Odette : *- Sûrement une qui avait ses raisons de parler ainsi !
Delphine : *- Mais j’ai rien compris à ton histoire. Tu devais nous expliquer pourquoi nous sommes là !
Odette : *- J’y viens, j’y viens, mais sans l’historique, tu vas rien piger ma vieille.
Delphine : *- Je pourrais être ta fille !
Odette : *- Sois pas désagréable !
Aurélie : *- Forcément !
Odette : *- Odette comprend tout ! Tout !
Emilie, doucement : *- Alex...
Odette : *- Oui, l’Alex était encore un chanteur à disques d’or en ce temps-là.
Gwenaelle : *- Il l’est encore ! J’ai lu dans...
Odette : *- Si vous m’interrompez à chaque fois, les portes vont se refermer.
Toutes : *- On t’écoute !
Odette : *- C’est Jef, (elle se signe) paix à son âme s’il en avait une, ce vieux roudoudou ! C’est lui qui lui a dit « Tu devrais sélectionner des fans plutôt que des chanteuses. » (elle sourit)
Delphine : *- Alors ? On voudrait rire aussi !
Odette : *- Les fans sont encore plus connes que les chanteuses.
Brigitte : *- Ça ne nous fait pas rire.
Odette : *- Qu’il a répondu Alex.
Aurélie : *- Le con !
Odette : *- C’est notre Alex adoré, qui a répondu « les fans sont encore plus connes que les chanteuses. » Je vous rassure, il me considère moins secrétaire que fan.
Aurélie : *-Tu ne lui as jamais mis trois claques ?
Odette : *- Il les a eues... (Odette devient sombre) Mais rien, là vous ne saurez rien, vous ne saurez rien de ma vie privée. C’est entre lui et moi, cette histoire, c’est ma vie privée (proche de pleurer, silence). Sa première guitare, vous pouvez regarder le mur, vous ne la verrez pas !... Je lui ai fracassée sur la tête. Celle-là, c’est même pas la deuxième. La deuxième, c’est sa femme qui s’en est chargée. Tête à guitares qu’on l’a appelé pendant des mois ! Il l’avait bien mérité.
Aurélie : *- Le con !
Odette, se reprenant : *- Mais c’était y’a si longtemps ! Ha ! Y’a contraception (troublée), conscription, prescription. Il lui reste une cicatrice sur la tête. J’ai frappé plus fort que sa femme. Il n’avait pas encore de moumoute !
Aurélie : *- Quoi, Alex est chauve ! Il a une perruque !

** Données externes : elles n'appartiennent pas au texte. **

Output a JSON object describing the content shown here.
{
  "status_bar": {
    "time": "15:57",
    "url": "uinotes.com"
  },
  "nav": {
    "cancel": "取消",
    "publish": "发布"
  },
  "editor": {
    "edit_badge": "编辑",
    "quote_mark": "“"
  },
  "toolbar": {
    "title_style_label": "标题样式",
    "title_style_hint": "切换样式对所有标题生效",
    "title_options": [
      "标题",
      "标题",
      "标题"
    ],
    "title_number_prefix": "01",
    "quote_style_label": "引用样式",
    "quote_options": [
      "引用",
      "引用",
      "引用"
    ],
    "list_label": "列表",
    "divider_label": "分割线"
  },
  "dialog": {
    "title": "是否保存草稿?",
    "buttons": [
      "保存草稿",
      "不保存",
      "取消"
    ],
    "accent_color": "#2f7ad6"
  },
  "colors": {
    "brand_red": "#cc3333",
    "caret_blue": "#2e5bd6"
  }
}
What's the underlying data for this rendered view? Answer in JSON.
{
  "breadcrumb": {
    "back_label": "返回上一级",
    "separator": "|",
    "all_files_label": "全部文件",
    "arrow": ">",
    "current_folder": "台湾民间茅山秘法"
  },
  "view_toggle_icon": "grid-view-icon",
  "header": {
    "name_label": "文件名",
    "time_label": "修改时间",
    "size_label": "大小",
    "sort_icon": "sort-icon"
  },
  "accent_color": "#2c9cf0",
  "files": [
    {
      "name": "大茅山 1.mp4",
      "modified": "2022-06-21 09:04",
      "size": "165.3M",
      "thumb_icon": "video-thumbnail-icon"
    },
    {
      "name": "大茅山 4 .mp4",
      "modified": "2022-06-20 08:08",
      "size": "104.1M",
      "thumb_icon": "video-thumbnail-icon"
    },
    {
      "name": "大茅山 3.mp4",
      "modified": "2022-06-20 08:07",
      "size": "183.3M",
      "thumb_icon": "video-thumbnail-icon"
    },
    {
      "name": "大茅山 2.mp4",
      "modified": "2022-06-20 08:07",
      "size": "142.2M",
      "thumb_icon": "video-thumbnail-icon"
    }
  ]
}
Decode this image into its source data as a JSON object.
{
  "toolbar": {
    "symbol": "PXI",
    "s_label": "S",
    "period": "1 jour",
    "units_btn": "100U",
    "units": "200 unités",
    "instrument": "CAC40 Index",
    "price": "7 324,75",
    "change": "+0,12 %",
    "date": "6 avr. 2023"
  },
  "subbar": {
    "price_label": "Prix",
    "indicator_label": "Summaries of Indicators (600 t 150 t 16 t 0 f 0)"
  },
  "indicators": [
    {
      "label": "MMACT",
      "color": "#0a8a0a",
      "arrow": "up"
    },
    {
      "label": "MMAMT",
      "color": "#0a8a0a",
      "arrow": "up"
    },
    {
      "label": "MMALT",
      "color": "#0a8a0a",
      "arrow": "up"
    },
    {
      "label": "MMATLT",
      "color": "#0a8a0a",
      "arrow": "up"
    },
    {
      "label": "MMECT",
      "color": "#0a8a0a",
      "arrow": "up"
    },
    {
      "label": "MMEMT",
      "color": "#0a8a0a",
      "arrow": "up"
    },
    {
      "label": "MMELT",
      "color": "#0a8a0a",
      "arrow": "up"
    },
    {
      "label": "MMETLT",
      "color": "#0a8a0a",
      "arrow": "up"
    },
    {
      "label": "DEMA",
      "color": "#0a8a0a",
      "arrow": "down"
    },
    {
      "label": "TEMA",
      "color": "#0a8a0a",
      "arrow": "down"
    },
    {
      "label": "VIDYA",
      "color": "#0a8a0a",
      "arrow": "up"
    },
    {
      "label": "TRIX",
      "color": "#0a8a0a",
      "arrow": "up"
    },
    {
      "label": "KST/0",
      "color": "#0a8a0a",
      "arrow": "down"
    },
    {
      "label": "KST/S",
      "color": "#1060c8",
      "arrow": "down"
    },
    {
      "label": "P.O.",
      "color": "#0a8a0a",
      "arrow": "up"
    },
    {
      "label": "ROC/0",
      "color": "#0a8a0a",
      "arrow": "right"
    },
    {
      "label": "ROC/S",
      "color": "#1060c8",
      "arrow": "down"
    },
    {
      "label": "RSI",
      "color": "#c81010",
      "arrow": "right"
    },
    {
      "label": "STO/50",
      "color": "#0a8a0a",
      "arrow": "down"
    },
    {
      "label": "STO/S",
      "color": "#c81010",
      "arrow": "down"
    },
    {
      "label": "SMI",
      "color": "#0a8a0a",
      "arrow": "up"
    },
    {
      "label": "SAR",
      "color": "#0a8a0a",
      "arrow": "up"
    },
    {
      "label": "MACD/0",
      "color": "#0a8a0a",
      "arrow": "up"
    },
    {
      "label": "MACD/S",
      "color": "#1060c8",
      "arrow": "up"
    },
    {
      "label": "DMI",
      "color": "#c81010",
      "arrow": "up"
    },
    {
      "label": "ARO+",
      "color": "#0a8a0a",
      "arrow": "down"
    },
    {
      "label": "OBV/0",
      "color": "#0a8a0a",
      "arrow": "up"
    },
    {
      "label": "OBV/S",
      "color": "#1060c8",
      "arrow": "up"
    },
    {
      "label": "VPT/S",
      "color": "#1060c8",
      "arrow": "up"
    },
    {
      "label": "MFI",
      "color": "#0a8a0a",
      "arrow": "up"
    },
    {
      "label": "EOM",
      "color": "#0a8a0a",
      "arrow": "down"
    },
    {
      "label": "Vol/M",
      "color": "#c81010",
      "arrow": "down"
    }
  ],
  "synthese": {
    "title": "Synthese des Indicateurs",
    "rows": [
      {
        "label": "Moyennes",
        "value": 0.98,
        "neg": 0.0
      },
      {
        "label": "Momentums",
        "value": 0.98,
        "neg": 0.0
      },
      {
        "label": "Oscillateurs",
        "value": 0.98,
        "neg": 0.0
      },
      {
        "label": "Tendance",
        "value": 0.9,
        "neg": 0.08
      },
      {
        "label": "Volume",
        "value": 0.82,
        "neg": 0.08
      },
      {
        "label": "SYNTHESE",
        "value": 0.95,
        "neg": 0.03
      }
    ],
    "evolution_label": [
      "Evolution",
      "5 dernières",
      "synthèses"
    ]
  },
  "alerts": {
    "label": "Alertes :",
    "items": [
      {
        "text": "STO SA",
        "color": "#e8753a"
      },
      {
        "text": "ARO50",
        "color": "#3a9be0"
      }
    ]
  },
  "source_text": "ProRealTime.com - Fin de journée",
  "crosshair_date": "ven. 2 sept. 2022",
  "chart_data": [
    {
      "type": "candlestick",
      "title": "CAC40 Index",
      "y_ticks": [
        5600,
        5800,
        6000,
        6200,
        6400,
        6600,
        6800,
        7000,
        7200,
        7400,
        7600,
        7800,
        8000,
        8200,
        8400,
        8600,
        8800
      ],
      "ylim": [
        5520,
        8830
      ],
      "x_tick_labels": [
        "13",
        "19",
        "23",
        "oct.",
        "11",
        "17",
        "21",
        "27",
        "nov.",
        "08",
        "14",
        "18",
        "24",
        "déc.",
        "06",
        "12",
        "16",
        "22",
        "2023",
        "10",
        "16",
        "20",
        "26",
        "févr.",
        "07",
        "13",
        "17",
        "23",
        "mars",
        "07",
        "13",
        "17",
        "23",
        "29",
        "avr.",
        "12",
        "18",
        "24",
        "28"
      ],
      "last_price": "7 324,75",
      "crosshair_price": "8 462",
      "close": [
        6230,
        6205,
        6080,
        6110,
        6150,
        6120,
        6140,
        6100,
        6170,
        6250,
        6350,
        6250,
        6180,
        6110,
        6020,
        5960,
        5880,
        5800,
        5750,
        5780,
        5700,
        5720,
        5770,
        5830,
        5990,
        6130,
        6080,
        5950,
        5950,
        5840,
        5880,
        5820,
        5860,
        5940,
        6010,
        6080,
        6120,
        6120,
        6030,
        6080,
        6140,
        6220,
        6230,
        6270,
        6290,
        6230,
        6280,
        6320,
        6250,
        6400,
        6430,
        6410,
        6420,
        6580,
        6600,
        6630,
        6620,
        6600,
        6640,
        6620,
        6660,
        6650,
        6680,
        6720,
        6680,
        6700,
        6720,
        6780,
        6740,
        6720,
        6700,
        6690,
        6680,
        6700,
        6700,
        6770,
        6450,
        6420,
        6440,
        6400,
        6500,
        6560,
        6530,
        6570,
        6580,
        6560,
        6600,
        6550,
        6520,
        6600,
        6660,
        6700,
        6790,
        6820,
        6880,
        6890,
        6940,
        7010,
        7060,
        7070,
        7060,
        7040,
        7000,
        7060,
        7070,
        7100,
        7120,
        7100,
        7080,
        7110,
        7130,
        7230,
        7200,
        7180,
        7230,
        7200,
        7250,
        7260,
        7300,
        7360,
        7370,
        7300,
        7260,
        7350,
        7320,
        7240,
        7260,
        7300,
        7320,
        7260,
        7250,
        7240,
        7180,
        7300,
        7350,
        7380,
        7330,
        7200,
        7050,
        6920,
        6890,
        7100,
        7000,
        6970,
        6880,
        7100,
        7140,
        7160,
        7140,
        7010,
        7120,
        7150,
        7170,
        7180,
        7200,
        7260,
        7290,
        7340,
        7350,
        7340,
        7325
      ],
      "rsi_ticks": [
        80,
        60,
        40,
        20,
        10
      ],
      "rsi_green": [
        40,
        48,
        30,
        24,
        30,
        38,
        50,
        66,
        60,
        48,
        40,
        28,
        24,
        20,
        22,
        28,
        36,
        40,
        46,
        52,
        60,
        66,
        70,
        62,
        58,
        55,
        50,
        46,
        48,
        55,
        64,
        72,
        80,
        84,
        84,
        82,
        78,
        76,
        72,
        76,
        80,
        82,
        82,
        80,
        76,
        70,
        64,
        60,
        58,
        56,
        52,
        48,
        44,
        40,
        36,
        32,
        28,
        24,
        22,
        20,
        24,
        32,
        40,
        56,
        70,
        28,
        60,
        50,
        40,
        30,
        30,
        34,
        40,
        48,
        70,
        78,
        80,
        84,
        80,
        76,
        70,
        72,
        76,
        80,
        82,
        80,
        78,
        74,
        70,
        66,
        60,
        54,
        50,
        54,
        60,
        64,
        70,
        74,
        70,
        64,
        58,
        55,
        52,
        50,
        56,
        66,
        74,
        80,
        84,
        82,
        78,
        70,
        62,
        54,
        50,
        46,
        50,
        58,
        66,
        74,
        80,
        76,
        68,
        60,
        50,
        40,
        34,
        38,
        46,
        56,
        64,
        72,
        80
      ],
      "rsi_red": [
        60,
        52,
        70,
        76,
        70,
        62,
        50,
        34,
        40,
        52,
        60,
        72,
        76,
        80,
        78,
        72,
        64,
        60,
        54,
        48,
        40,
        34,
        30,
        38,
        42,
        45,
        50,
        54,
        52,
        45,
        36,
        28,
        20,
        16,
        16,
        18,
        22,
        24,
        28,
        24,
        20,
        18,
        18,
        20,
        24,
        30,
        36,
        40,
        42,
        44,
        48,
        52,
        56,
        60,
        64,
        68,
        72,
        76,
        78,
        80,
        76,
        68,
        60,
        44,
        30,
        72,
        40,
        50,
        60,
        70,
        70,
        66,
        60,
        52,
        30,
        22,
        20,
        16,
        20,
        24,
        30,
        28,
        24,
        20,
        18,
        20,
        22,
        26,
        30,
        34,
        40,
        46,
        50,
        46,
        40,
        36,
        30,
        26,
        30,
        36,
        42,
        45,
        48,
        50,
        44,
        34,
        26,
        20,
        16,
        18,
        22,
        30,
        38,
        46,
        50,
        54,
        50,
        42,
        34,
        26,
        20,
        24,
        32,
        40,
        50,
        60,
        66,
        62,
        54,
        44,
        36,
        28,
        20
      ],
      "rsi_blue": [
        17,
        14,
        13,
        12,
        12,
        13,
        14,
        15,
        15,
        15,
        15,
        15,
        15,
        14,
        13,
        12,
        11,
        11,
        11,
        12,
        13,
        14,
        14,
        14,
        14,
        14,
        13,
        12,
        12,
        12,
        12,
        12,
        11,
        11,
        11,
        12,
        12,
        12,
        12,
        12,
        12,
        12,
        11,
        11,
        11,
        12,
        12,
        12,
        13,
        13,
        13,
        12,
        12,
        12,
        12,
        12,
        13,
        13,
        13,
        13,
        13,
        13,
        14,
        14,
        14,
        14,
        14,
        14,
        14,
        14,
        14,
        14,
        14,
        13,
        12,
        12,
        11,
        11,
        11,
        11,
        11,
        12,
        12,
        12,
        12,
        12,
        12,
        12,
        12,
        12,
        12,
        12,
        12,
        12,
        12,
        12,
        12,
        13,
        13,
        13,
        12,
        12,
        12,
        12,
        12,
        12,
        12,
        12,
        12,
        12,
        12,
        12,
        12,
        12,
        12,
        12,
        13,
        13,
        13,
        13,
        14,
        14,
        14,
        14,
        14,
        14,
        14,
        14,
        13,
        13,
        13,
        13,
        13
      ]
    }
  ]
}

Odette : *- Les portes vont se refermer !
Emilie : *- Alex a dit...
Odette : *- Et l’année dernière, à l’enterrement de Jef, il m’a bredouillé. Il avait la larme à l’oeil... Je suis certaine qu’il avait coupé des oignons avant ! C’est bien son style !
Aurélie : *- Forcément !
Gwenaelle : *- Mais non pas forcément !
Odette : *- Alors il m’a bredouillé : *« c’est con, tu vois, j’ai pas eu le temps, j’ai pas eu le temps de lui dire que son idée de sélectionner des fans plutôt que de la chair à sacem, son idée, à lui, à lui qui ne sera plus là pour me couvrir devant ma femme, son idée géniale, j’en ai touché trois mots au président du Conseil Régional, et il nous subventionne, forcément ! Tu te rends compte, il saura jamais que son idée, le monde entier va la connaître... »
Aurélie : *- Mais c’était pas le règlement, sélectionner des femmes ! Les hommes pouvaient participer.
Delphine : *- Y’a même eu un tirage au sort devant les caméras.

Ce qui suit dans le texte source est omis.